The medal roll for the Military General Service Medal (MGSM) for non-pensioners shows that Benjamin Harris of the 95th Foot was awarded a medal with clasps for Roleia, Vimiera and Corunna. He claimed a clasp for Busaco, but this request was rejected, a note indicating 'sick at Hillsea the whole period".

The MGSM was approved on 1 June 1847 as a retrospective award for various military actions from 1793 to 1814; a period encompassing the French Revolutionary Wars, the Napoleonic Wars, and the Anglo-American War of 1812. Each battle or action covered by the medal was represented by a clasp on the ribbon; twenty-nine were sanctioned the maximum awarded to one man was fifteen.
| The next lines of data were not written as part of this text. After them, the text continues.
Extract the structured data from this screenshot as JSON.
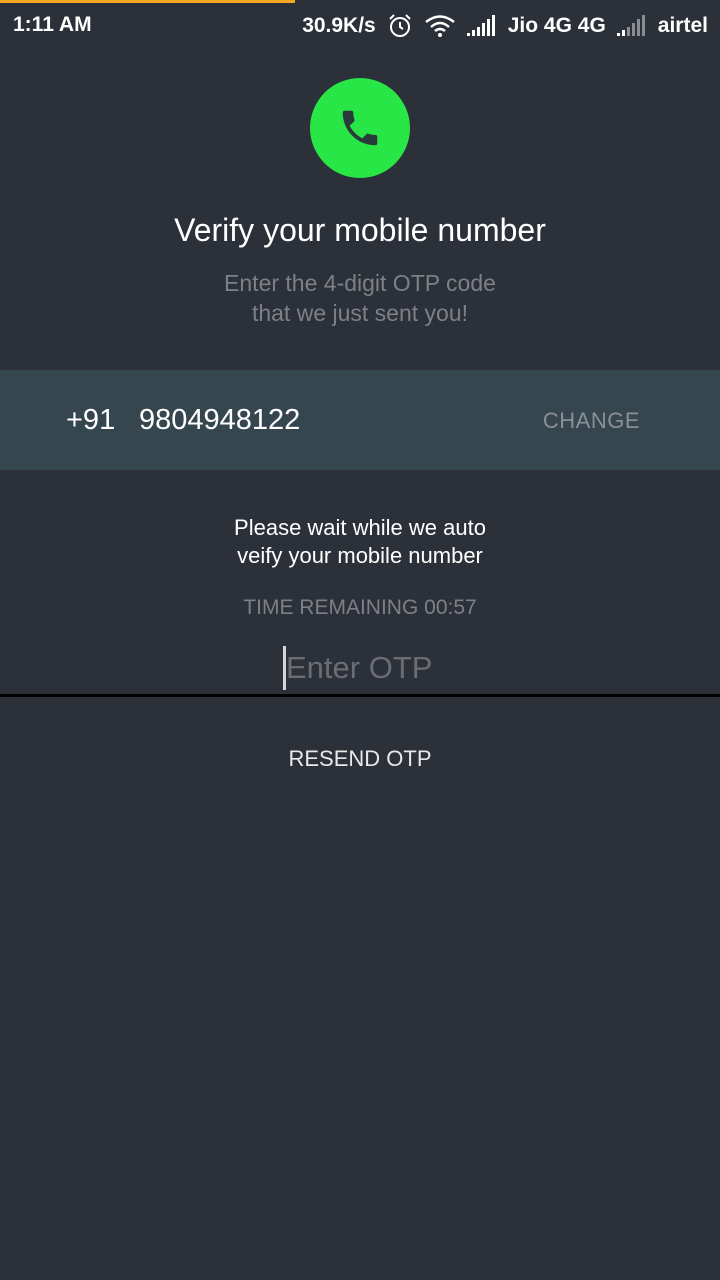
{
  "status_bar": {
    "time": "1:11 AM",
    "net_speed": "30.9K/s",
    "carrier1": "Jio 4G 4G",
    "carrier2": "airtel",
    "icons": [
      "alarm-icon",
      "wifi-icon",
      "signal-icon",
      "signal-weak-icon"
    ]
  },
  "header": {
    "icon": "phone-icon",
    "title": "Verify your mobile number",
    "subtitle_line1": "Enter the 4-digit OTP code",
    "subtitle_line2": "that we just sent you!"
  },
  "phone": {
    "country_code": "+91",
    "number": "9804948122",
    "change_label": "CHANGE"
  },
  "verification": {
    "wait_line1": "Please wait while we auto",
    "wait_line2": "veify your mobile number",
    "timer": "TIME REMAINING 00:57",
    "otp_placeholder": "Enter OTP",
    "otp_value": "",
    "resend_label": "RESEND OTP"
  },
  "colors": {
    "background": "#2c3038",
    "band": "#36464e",
    "accent_green": "#27e645",
    "progress_orange": "#f5a623"
  }
}
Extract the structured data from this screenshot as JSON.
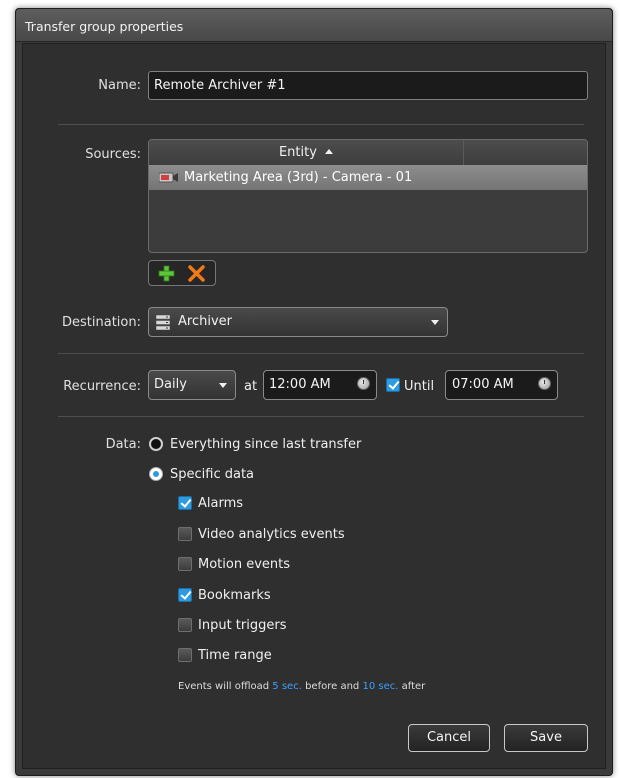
{
  "dialog": {
    "title": "Transfer group properties"
  },
  "name": {
    "label": "Name:",
    "value": "Remote Archiver #1"
  },
  "sources": {
    "label": "Sources:",
    "column_header": "Entity",
    "sort_icon": "sort-ascending-icon",
    "rows": [
      {
        "icon": "camera-icon",
        "label": "Marketing Area (3rd) - Camera - 01"
      }
    ],
    "add_icon": "plus-icon",
    "remove_icon": "x-icon"
  },
  "destination": {
    "label": "Destination:",
    "icon": "server-icon",
    "value": "Archiver"
  },
  "recurrence": {
    "label": "Recurrence:",
    "value": "Daily",
    "at_label": "at",
    "start_time": "12:00 AM",
    "until_checked": true,
    "until_label": "Until",
    "end_time": "07:00 AM"
  },
  "data": {
    "label": "Data:",
    "option_everything": "Everything since last transfer",
    "option_specific": "Specific data",
    "selected": "specific",
    "items": [
      {
        "label": "Alarms",
        "checked": true
      },
      {
        "label": "Video analytics events",
        "checked": false
      },
      {
        "label": "Motion events",
        "checked": false
      },
      {
        "label": "Bookmarks",
        "checked": true
      },
      {
        "label": "Input triggers",
        "checked": false
      },
      {
        "label": "Time range",
        "checked": false
      }
    ],
    "note": {
      "prefix": "Events will offload",
      "before_value": "5 sec.",
      "middle": "before and",
      "after_value": "10 sec.",
      "suffix": "after"
    }
  },
  "footer": {
    "cancel_label": "Cancel",
    "save_label": "Save"
  },
  "colors": {
    "accent": "#2e9ae0",
    "highlight_text": "#3aa0ff"
  }
}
The medal was never issued without a clasp. The medal was awarded only to surviving claimants; next of kin could not apply for a medal on behalf of a deceased relative. However, the medal was awarded to next of kin of those claimants who had died between the date of their application and the date of presentation. There were some 25,650 applications in total

The Chelsea Hospital registers record his death as 28 October 1858, within the 2nd North London pension district. His full name on his death certificate is Benjamin Randall Harris, aged 77, and his place of death was Poland Street Workhouse, Westminster.

His memoirs were not well known at the time, only becoming well read much later by historians of the twentieth century. Harris did however leave a postscript to his manuscript, which reads:

"I enjoyed life more whilst on active service than I have ever done since, and I look back on my time spent on the fields of the Peninsula as the only part worthy of remembrance".